The Clintons once more wriggled out of a tight spot at the last
minute. Bill churlishly dismissed the Obama phenom as "the biggest
fairy tale I've ever seen," but for the last few days, it was Hillary
who seemed in danger of being Cinderella. She became emotional because
she feared that she had reached her political midnight, when she would
suddenly revert to the school girl with geeky glasses and frizzy hair,
smart but not the favorite. All those years in the shadow of one
Natural, only to face the prospect of being eclipsed by another
Natural?
How humiliating to have a moderator of the New Hampshire debate ask
her to explain why she was not as popular as the handsome young prince
from Chicago. How demeaning to have Obama rather ungraciously chime
in: "You're likable enough." And how exasperating to be pushed into an
angry rebuttal when John Edwards played wingman, attacking her on
Obama's behalf.
"I actually have emotions," she told CNN's John Roberts on a
damage-control tour. "I know that there are some people who doubt
that." She went on "Access Hollywood" to talk about, as the show put
it, "the double standards that a woman running for president faces."
"If you get too emotional, that undercuts you," Hillary said. "A man
can cry; we know that. Lots of our leaders have cried. But a woman,
it's a different kind of dynamic."
It was a peculiar tactic. Here she was attacking Obama for spreading
gauzy emotion by spreading gauzy emotion. When Hillary hecklers yelled
"Iron my shirt!" at her in Salem on Monday, it stirred sisterhood.
At Hillary's victory party in Manchester, Carolyn Marwick, 65, said
Hillary showed she was human at the cafe. "I think she's really tired.
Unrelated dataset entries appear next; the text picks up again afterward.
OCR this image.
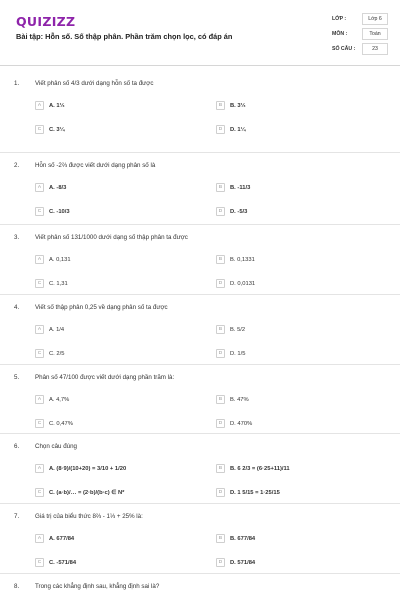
QUIZIZZ
Bài tập: Hỗn số. Số thập phân. Phần trăm chọn lọc, có đáp án
LỚP :	Lớp 6
MÔN :	Toán
SỐ CÂU :	23
1.	Viết phân số 4/3 dưới dạng hỗn số ta được
A	A. 1⅓	B	B. 3⅓
C	C. 3¼	D	D. 1¼
2.	Hỗn số -2⅔ được viết dưới dạng phân số là
A	A. -8/3	B	B. -11/3
C	C. -10/3	D	D. -5/3
3.	Viết phân số 131/1000 dưới dạng số thập phân ta được
A	A. 0,131	B	B. 0,1331
C	C. 1,31	D	D. 0,0131
4.	Viết số thập phân 0,25 về dạng phân số ta được
A	A. 1/4	B	B. 5/2
C	C. 2/5	D	D. 1/5
5.	Phân số 47/100 được viết dưới dạng phần trăm là:
A	A. 4,7%	B	B. 47%
C	C. 0,47%	D	D. 470%
6.	Chọn câu đúng
A	A. (8·9)/(10+20) = 3/10 + 1/20	B	B. 6 2/3 = (6·25+11)/11
C	C. (a·b)/… = (2·b)/(b·c) ∈ N*	D	D. 1 5/15 = 1·25/15
7.	Giá trị của biểu thức 8⅔ - 1⅓ + 25% là:
A	A. 677/84	B	B. 677/84
C	C. -571/84	D	D. 571/84
8.	Trong các khẳng định sau, khẳng định sai là?
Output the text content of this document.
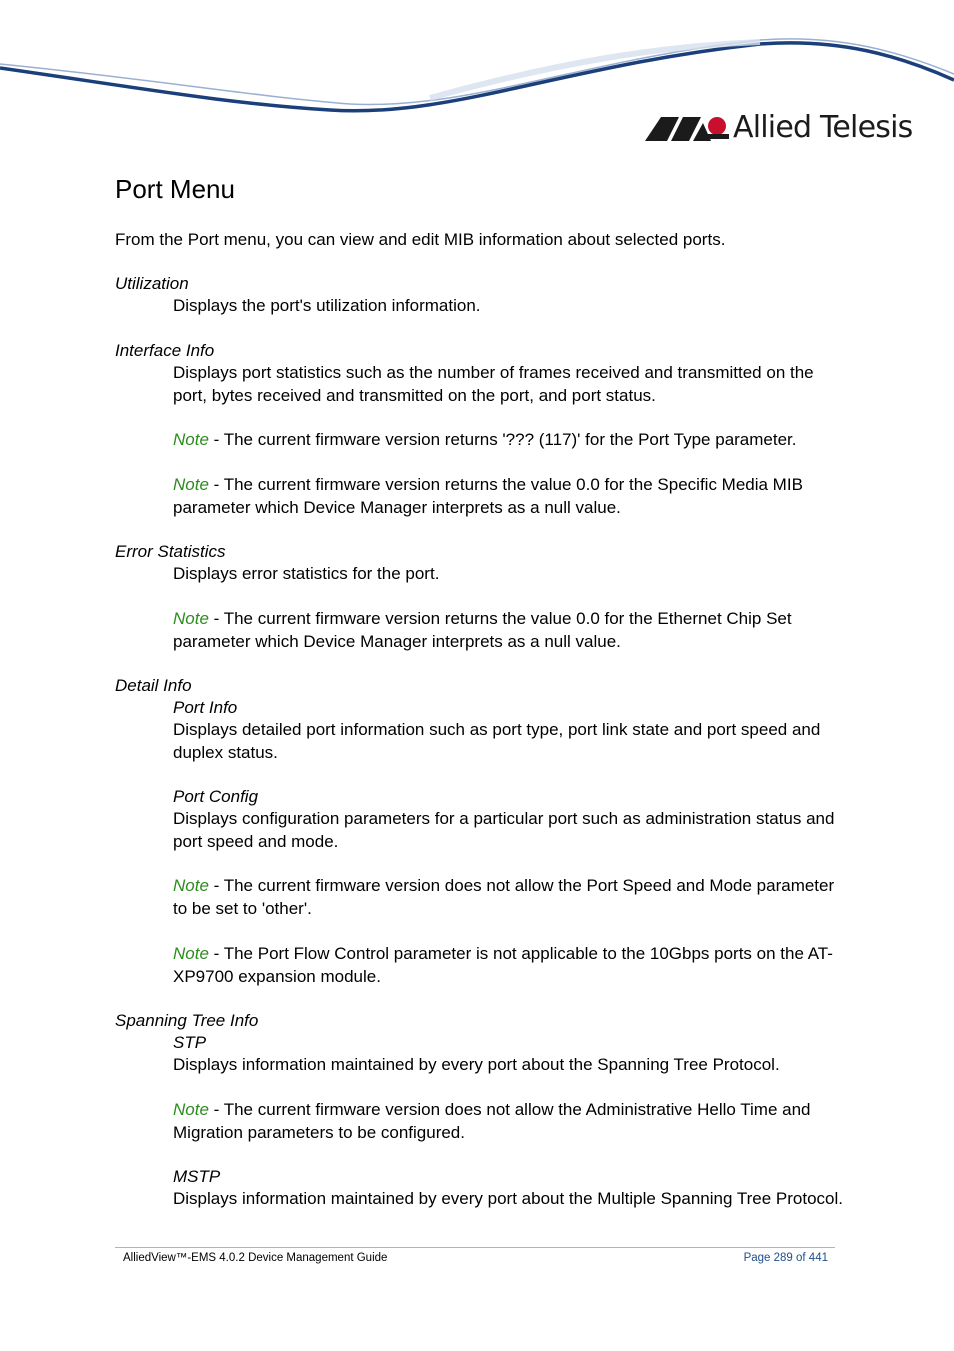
Allied Telesis
Port Menu
From the Port menu, you can view and edit MIB information about selected ports.
Utilization
Displays the port's utilization information.
Interface Info
Displays port statistics such as the number of frames received and transmitted on the port, bytes received and transmitted on the port, and port status.
Note - The current firmware version returns '??? (117)' for the Port Type parameter.
Note - The current firmware version returns the value 0.0 for the Specific Media MIB parameter which Device Manager interprets as a null value.
Error Statistics
Displays error statistics for the port.
Note - The current firmware version returns the value 0.0 for the Ethernet Chip Set parameter which Device Manager interprets as a null value.
Detail Info
Port Info
Displays detailed port information such as port type, port link state and port speed and duplex status.
Port Config
Displays configuration parameters for a particular port such as administration status and port speed and mode.
Note - The current firmware version does not allow the Port Speed and Mode parameter to be set to 'other'.
Note - The Port Flow Control parameter is not applicable to the 10Gbps ports on the AT-XP9700 expansion module.
Spanning Tree Info
STP
Displays information maintained by every port about the Spanning Tree Protocol.
Note - The current firmware version does not allow the Administrative Hello Time and Migration parameters to be configured.
MSTP
Displays information maintained by every port about the Multiple Spanning Tree Protocol.
AlliedView™-EMS 4.0.2 Device Management Guide	Page 289 of 441
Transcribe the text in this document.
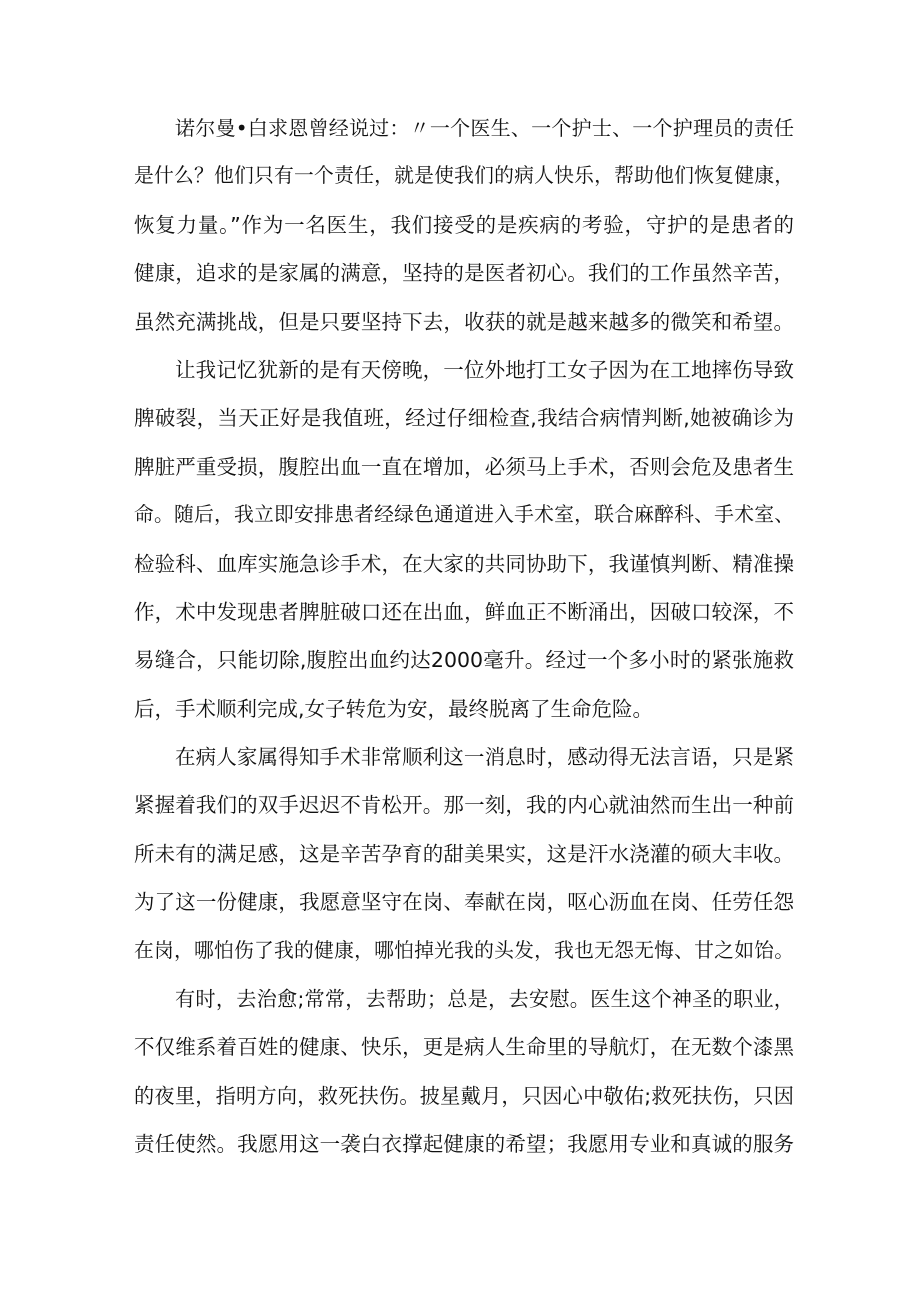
诺尔曼•白求恩曾经说过：〃一个医生、一个护士、一个护理员的责任
是什么？他们只有一个责任，就是使我们的病人快乐，帮助他们恢复健康，
恢复力量。”作为一名医生，我们接受的是疾病的考验，守护的是患者的
健康，追求的是家属的满意，坚持的是医者初心。我们的工作虽然辛苦，
虽然充满挑战，但是只要坚持下去，收获的就是越来越多的微笑和希望。
让我记忆犹新的是有天傍晚，一位外地打工女子因为在工地摔伤导致
脾破裂，当天正好是我值班，经过仔细检查,我结合病情判断,她被确诊为
脾脏严重受损，腹腔出血一直在增加，必须马上手术，否则会危及患者生
命。随后，我立即安排患者经绿色通道进入手术室，联合麻醉科、手术室、
检验科、血库实施急诊手术，在大家的共同协助下，我谨慎判断、精准操
作，术中发现患者脾脏破口还在出血，鲜血正不断涌出，因破口较深，不
易缝合，只能切除,腹腔出血约达2000毫升。经过一个多小时的紧张施救
后，手术顺利完成,女子转危为安，最终脱离了生命危险。
在病人家属得知手术非常顺利这一消息时，感动得无法言语，只是紧
紧握着我们的双手迟迟不肯松开。那一刻，我的内心就油然而生出一种前
所未有的满足感，这是辛苦孕育的甜美果实，这是汗水浇灌的硕大丰收。
为了这一份健康，我愿意坚守在岗、奉献在岗，呕心沥血在岗、任劳任怨
在岗，哪怕伤了我的健康，哪怕掉光我的头发，我也无怨无悔、甘之如饴。
有时，去治愈;常常，去帮助；总是，去安慰。医生这个神圣的职业，
不仅维系着百姓的健康、快乐，更是病人生命里的导航灯，在无数个漆黑
的夜里，指明方向，救死扶伤。披星戴月，只因心中敬佑;救死扶伤，只因
责任使然。我愿用这一袭白衣撑起健康的希望；我愿用专业和真诚的服务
She's been under a lot more scrutiny than the other candidates — how
she dresses, how she laughs."
Her son, David, 35, an actor, said he also "got choked up" when he saw
Hillary get choked up. He echoed Hillary's talking points on the
likability issue. "It's not 'American Idol.' You have to vote smart."
Olivia Cooper, 41, of Concord said, "When you think you're not going
to make it, it's heart-wrenching when you want something so much."
Gloria Steinem wrote in The Times yesterday that one of the reasons
she is supporting Hillary is that she had "no masculinity to prove."
But Hillary did feel she needed to prove her masculinity. That was why
she voted to enable W. to invade Iraq without even reading the
National Intelligence Estimate and backed the White House's
bellicosity on Iran.
Yet, in the end, she had to fend off calamity by playing the female
victim, both of Obama and of the press. Hillary has barely talked to
the press throughout her race even though the Clintons this week
whined mightily that the press prefers Obama.
Bill Clinton, campaigning in Henniker on Monday, also played the
poor-little-woman card in a less-than-flattering way. "I can't make
her younger, taller or change her gender," he said. He was so
low-energy at events that it sometimes seemed he was distancing
himself from her. Now that she is done with New Hampshire, she may
distance herself from him, realizing that seeing Bill so often reminds
voters that they don't want to go back to that whole megillah again.
Hillary sounded silly trying to paint Obama as a poetic dreamer and
herself as a prodigious doer. "Dr. King's dream began to be realized
when President Johnson passed the Civil Rights Act," she said. Did any
living Democrat ever imagine that any other living Democrat would try
to win a presidential primary in New Hampshire by comparing herself to
L.B.J.? (Who was driven out of politics by Gene McCarthy in New
Hampshire.)
Her argument against Obama now boils down to an argument against
idealism, which is probably the lowest and most unlikely point to
which any Clinton could sink. The people from Hope are arguing against
hope.
At her victory party, Hillary was like the heroine of a Lifetime
movie, a woman in peril who manages to triumph. Saying that her heart
was full, she sounded the feminist anthem: "I found my own voice."